How flexibility and mindfulness can protect against physical pain and slow recovery

Gone with the wind

Acute pain is an important protective mechanism in our bodies. It is a signal that alerts us to (potential) damage or illness. However, when acute pain turns into chronic pain, this useful function is lost and the pain actually only has adverse effects. Every day, more than 2 million people in the Netherlands struggle with chronic pain. Can anything be done about this? That is what PhD candidate Astrid Meesters researched at Maastricht University. She received her doctorate on Sept. 28 with her research on flexibility and mindfulness as resilience factors for pain and recovery. 


According to The Committee on Advancing Pain Research, Care & Education (USA), pain is chronic if it is continuous or recurrent pain that lasts longer than the normal healing period for an illness or injury, or if the pain lasts longer than three months. Whereas in acute pain the pain stimulus is present and one can therefore usually effectively control it with analgesics, this is not the case in chronic pain, where no pain stimulus is present anymore and treatment with analgesics is therefore ineffective. To combat chronic pain, we must therefore look for the solution in another corner; not the body, but the mind. 

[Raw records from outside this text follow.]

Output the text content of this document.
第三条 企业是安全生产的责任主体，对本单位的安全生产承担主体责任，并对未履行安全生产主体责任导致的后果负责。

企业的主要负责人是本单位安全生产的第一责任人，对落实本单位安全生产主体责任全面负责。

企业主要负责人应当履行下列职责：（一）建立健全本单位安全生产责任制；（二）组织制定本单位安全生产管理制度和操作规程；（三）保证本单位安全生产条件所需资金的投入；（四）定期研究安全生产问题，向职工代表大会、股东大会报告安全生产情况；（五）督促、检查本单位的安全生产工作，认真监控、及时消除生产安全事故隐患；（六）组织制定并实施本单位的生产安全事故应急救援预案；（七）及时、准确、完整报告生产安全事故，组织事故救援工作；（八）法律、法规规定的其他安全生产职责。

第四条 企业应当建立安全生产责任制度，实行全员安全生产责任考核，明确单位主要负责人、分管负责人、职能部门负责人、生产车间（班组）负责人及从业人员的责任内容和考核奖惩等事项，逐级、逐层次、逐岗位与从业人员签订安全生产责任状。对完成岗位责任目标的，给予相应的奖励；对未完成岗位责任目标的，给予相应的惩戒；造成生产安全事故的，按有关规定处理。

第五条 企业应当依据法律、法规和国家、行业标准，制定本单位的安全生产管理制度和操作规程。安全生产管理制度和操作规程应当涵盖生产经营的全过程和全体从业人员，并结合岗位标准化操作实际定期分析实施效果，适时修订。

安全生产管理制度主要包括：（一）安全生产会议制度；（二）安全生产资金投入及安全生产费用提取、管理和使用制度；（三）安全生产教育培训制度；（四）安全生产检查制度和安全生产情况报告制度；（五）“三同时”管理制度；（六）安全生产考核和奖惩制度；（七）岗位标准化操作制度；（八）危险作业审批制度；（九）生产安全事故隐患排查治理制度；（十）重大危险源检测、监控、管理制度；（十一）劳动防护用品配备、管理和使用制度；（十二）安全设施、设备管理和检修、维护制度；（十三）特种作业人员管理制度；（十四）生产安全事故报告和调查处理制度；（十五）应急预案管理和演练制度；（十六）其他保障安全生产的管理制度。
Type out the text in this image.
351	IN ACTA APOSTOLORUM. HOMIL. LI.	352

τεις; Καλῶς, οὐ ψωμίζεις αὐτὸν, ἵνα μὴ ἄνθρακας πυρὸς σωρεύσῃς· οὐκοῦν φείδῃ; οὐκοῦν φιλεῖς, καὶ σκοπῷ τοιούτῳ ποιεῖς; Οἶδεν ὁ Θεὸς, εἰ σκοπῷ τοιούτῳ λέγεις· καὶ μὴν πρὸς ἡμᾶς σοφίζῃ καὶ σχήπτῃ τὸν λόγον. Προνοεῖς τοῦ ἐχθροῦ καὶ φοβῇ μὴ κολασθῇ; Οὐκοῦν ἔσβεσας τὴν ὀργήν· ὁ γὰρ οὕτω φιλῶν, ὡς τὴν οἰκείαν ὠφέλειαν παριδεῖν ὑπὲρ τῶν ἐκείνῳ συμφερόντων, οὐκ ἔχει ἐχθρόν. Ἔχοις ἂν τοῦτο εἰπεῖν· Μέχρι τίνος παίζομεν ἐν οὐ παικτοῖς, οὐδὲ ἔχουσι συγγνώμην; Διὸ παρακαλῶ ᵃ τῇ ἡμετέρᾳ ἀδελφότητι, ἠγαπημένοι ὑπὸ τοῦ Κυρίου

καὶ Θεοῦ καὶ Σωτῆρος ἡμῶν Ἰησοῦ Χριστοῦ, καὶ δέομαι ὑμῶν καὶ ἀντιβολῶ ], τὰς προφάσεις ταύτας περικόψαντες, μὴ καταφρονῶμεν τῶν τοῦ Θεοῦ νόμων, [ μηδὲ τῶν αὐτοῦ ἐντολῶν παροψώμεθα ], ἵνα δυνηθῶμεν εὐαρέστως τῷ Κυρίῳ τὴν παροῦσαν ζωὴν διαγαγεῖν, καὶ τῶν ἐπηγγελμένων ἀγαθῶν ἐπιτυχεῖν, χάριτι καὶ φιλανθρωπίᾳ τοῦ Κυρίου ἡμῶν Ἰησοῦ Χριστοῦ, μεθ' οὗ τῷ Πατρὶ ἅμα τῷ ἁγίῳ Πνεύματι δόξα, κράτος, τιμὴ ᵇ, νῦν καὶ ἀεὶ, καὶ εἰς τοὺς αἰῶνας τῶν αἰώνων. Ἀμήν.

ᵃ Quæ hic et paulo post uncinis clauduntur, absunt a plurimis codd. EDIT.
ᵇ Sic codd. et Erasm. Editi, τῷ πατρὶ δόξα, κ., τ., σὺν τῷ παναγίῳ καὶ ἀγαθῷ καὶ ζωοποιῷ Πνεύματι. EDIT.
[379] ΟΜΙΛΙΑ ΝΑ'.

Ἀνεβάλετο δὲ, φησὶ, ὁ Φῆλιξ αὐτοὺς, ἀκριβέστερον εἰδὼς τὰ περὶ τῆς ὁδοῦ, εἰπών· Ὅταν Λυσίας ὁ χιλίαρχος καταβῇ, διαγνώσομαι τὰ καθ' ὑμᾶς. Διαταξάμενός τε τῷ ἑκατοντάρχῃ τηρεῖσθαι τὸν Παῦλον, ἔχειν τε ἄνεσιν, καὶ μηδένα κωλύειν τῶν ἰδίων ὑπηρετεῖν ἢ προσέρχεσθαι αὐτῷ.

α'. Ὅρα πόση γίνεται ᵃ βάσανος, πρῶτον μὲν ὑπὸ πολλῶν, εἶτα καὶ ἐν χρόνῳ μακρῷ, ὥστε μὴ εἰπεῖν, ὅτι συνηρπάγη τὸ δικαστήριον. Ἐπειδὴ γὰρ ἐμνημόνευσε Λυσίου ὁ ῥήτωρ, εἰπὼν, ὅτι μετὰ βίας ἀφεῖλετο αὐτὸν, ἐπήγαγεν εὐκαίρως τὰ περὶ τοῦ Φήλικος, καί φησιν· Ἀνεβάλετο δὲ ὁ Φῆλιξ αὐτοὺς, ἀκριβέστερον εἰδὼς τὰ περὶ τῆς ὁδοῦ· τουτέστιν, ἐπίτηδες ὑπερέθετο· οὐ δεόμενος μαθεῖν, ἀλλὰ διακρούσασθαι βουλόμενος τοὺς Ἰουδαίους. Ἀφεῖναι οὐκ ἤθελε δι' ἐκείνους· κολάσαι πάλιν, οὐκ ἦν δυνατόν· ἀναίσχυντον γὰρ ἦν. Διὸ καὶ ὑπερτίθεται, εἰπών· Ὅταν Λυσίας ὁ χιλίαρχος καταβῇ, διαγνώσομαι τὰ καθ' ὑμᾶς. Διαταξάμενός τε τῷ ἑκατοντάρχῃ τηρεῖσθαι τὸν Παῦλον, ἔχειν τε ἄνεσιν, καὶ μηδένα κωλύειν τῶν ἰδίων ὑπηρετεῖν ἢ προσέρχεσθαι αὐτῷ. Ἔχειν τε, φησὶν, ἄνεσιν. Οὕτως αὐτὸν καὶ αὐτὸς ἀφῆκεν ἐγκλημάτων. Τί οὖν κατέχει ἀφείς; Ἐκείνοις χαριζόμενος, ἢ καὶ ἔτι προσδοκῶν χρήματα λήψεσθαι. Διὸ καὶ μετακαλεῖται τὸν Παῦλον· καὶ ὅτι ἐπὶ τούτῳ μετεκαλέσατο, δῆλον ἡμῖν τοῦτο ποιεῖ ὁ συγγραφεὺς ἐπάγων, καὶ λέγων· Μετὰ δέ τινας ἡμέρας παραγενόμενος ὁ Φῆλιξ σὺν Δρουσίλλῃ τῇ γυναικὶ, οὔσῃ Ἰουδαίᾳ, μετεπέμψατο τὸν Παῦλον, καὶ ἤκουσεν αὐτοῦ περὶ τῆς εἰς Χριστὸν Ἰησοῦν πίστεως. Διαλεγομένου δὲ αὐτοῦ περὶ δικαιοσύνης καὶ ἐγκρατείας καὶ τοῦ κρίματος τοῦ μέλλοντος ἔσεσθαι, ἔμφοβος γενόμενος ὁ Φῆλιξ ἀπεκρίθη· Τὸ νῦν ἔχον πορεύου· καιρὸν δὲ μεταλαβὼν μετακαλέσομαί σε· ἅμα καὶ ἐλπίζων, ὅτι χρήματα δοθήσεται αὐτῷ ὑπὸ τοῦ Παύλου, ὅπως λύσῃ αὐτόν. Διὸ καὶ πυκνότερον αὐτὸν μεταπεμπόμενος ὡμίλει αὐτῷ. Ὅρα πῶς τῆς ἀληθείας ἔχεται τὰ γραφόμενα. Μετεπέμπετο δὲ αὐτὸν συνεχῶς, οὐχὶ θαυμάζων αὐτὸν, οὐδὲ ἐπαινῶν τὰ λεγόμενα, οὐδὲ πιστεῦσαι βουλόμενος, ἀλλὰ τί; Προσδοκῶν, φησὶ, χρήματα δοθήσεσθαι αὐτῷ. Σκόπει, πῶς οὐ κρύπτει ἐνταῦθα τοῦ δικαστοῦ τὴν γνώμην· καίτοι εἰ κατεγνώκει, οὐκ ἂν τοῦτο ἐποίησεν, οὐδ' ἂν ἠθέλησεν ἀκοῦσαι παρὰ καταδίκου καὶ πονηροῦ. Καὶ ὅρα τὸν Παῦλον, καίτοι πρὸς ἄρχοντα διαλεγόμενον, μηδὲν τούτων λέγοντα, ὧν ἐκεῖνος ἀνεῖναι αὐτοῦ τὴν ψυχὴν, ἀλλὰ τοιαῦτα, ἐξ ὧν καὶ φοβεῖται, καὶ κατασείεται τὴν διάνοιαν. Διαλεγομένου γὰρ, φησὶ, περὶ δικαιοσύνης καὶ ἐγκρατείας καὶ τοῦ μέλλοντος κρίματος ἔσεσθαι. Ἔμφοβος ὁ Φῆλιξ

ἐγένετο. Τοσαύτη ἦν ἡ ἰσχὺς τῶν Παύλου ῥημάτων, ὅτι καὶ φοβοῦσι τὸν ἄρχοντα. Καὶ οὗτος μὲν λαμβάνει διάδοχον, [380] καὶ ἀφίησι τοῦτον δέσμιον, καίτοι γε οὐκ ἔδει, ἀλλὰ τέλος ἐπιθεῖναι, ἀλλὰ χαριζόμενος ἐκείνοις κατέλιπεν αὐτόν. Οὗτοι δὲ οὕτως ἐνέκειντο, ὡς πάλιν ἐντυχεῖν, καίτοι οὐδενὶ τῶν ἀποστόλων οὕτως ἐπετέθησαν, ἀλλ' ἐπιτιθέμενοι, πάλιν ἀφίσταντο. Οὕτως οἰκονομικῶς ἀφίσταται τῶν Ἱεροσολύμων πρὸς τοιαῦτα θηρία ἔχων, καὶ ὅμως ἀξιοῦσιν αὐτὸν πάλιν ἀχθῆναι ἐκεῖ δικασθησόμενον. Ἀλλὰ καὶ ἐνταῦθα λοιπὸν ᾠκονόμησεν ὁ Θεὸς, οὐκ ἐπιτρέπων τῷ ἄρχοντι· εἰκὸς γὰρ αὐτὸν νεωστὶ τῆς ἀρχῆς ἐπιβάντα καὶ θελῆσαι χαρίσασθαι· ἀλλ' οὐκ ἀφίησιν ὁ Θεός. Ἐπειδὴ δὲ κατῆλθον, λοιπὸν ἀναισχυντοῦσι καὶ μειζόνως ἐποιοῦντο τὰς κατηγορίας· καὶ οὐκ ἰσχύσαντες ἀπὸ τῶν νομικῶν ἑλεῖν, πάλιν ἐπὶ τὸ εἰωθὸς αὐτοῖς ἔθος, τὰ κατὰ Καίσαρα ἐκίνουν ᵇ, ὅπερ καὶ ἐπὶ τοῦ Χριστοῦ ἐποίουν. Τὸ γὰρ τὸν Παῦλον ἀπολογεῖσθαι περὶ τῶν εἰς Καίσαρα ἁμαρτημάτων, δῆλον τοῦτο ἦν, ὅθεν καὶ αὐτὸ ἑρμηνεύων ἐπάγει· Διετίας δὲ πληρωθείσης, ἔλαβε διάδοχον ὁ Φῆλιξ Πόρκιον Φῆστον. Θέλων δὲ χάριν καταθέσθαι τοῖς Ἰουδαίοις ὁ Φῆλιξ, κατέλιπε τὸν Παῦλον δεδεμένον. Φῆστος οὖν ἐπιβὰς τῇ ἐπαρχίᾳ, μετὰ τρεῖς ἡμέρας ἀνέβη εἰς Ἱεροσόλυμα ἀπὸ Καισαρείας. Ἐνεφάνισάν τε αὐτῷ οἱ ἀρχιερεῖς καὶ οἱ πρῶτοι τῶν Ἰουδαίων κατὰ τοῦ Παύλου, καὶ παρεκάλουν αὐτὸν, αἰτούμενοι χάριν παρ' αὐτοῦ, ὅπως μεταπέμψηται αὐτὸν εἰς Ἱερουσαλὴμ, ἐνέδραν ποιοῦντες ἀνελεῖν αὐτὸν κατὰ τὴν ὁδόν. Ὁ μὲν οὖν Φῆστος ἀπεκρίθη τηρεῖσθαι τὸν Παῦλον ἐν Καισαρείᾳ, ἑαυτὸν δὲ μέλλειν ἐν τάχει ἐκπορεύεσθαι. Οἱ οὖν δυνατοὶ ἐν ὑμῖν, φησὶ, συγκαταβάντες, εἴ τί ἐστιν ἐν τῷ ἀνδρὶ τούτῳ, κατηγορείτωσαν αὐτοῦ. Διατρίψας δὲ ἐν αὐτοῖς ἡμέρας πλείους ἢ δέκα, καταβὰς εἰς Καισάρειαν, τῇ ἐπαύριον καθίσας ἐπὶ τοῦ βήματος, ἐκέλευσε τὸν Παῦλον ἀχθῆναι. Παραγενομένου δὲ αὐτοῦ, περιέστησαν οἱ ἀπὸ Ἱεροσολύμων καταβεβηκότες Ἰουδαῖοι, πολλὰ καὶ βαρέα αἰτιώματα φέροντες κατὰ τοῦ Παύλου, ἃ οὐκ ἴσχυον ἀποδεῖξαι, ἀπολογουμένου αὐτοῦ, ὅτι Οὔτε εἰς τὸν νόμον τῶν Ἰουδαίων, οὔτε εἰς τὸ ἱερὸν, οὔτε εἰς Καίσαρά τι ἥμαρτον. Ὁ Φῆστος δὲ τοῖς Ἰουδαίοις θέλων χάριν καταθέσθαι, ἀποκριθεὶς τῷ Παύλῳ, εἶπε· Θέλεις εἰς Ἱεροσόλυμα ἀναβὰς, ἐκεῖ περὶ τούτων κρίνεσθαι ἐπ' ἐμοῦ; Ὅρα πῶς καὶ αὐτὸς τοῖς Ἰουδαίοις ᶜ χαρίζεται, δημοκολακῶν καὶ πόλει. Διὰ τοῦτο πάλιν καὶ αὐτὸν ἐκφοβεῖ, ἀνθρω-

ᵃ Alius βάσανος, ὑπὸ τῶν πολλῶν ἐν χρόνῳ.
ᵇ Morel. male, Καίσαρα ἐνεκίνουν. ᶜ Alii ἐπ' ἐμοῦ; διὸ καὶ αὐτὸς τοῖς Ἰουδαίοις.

Not fixing what is wrong, but building what is strong

Several psychosocial factors influence the experience of pain and recovery, of which emotional flexibility and mindfulness may be two. While the role of mindfulness in chronic pain and pain perception has already been studied, this is not the case for the role of emotional flexibility. Astrid examined this link, as well as the link between emotional flexibility & mindfulness and mindfulness & wound healing (as a measure of recovery). The premise here was that pain is an emotional experience. By increasing your emotional flexibility, you should better cope with your pain and faster recovery from pain would occur. This, in turn, you can train with mindfulness according to Astrid. Unfortunately, the research has not yet come to any firm conclusions regarding this last theory. 
However, there were first hopeful results regarding emotional flexibility and recovery from acute pain; a higher degree of emotional flexibility was related to a faster recovery from pain. In addition, Astrid found evidence that an increase in mindfulness was related to faster wound healing.  

Prevention?

Mindfulness cannot be applied only when people are already experiencing chronic pain. Indeed, with the motto, "Not fixing what is wrong, but building what is strong," Astrid wants to focus primarily on prevention of chronic pain, or in other words, promoting recovery from acute pain. 
So should everyone start practicing mindfulness like crazy now? To that question, Astrid replied that mindfulness is worth trying, but it is not made for everyone. You need to have intrinsic motivation and without proper guidance it can actually be risky for mentally vulnerable people. Besides, it wouldn't be a crazy idea to do it at the kitchen table, after you've once again cut yourself badly with a kitchen knife.